Confession: technology is not intuitive for me, particularly when it comes to using apps. I find I’m always a bit clumsy with respect to how to best incorporate apps into the learning, rather than have the app take over the instruction and learning entirely… though I’m learning sometimes this is okay, too (for example, MathGames or RAZKids). I’m going to challenge myself this year to get comfortable and plan a lesson around ONE app, and go from there. (I like setting goals I know I have some hope at achieving!). The app I’m thrilled to try is Goose Chase: an interactive, customizable scavenger hunt app and one that is easily adaptable and lends itself well to discovery, student-directed learning, and inquiry. I was introduced to the app as an online Learning Design student through the Harvard Extension School, and I loved it! I’m particularly excited to dive into the full Game Library that Goose Chase provides, which includes topics from Christmas wreath coding (cool!) to English language learning to ecology to field trips, and seemingly everything in-between!
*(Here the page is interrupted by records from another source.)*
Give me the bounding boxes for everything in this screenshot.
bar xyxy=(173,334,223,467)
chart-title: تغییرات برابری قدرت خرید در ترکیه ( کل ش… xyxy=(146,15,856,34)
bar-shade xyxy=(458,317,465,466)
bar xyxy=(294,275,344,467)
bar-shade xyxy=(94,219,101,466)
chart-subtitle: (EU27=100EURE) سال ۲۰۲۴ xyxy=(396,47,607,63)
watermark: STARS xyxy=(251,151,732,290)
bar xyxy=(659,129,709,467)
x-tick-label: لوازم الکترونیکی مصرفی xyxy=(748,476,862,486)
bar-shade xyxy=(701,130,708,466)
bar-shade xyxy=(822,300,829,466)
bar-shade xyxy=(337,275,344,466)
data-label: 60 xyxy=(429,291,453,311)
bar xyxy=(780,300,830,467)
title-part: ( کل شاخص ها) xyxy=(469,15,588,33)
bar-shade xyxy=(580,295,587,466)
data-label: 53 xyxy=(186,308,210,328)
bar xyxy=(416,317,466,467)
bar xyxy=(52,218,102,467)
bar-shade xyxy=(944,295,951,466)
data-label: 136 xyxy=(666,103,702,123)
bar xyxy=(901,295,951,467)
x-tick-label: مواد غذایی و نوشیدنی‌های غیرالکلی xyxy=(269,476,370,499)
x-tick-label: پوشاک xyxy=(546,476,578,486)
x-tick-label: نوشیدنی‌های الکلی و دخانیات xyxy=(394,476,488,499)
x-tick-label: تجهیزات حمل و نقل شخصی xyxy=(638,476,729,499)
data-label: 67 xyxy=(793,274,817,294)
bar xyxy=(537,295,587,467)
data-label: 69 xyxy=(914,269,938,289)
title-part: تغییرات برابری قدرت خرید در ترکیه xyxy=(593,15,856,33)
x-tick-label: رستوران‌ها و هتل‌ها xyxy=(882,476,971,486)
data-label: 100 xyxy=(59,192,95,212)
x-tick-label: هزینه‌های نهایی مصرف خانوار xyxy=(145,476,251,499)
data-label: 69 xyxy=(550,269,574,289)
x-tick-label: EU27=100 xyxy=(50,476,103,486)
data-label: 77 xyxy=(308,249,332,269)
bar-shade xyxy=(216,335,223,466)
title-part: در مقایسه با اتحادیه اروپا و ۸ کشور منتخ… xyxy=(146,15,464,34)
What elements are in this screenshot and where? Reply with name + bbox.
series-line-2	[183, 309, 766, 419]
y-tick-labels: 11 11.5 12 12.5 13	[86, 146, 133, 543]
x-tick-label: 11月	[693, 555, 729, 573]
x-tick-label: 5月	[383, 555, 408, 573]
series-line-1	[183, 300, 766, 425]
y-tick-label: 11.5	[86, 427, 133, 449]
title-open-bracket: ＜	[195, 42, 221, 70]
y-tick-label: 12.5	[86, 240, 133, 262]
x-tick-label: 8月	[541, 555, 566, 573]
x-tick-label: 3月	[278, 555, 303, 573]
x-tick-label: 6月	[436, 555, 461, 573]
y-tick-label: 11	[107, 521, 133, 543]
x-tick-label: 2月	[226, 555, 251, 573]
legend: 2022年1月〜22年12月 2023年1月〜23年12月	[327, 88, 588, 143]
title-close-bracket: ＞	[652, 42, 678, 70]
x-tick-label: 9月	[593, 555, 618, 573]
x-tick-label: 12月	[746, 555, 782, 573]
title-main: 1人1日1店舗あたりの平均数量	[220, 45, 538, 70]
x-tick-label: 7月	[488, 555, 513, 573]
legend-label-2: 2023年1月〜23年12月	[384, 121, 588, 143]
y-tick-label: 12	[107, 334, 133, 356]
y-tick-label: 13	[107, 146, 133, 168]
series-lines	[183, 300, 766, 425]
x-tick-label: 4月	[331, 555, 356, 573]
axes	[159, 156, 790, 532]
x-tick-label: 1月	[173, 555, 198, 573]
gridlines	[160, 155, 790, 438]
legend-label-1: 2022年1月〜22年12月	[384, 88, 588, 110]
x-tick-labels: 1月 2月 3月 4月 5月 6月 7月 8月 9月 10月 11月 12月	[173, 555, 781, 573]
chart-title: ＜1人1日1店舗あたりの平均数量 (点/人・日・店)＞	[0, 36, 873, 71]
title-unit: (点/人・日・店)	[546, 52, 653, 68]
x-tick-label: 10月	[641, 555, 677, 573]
Practice Responding Over Recreating

As mentioned in my November post regarding B.C.’s curricular overhaul, Indigenous knowledge and philosophy are critical pillars and lenses for learning and teaching. One of the key learnings for me in navigating and re-calibrating my positionality in response to these curricular changes has been the notion of responding to, instead of recreating, cultural practices, traditions, and art. My resolution in this regard is to continue to challenge my lessons and applications of the First People’s Principles of Learning, particularly in the way of how students can respond to art, stories, and lessons. Specifically, I’m creating my own essential question: What is the most valuable, meaningful, and authentic way students can connect to their own and other’s cultures? Luckily for me (and all B.C. teachers), there is the First Nations Educational Steering Committee (FNESC), who have SO generously provided extensive lesson plans and classroom resources addressing this very need. B.C. Ministry of Education also has some excellent resources to help guide me on this question.


This one may seem like an obvious one, but too often, teachers can get bogged down in the many day-to-day details that go along with loving and wanting the best for our students and their learning…that we forget to take a breather and look around. My goal/resolution there is simply to keep my ears perked and stay curious about new ways of teaching and learning. All of our students are so beautifully unique, and any expansion of our pedagogical toolkits can only help everyone. Recently, I’ve been diving down the rabbit hole of Whole Brain teaching...which seems great and also quite controversial (is this not true of everything to some degree?). To be honest, I don’t know much about it! If you do, what should I know?

  • What are your teaching resolutions for 2020?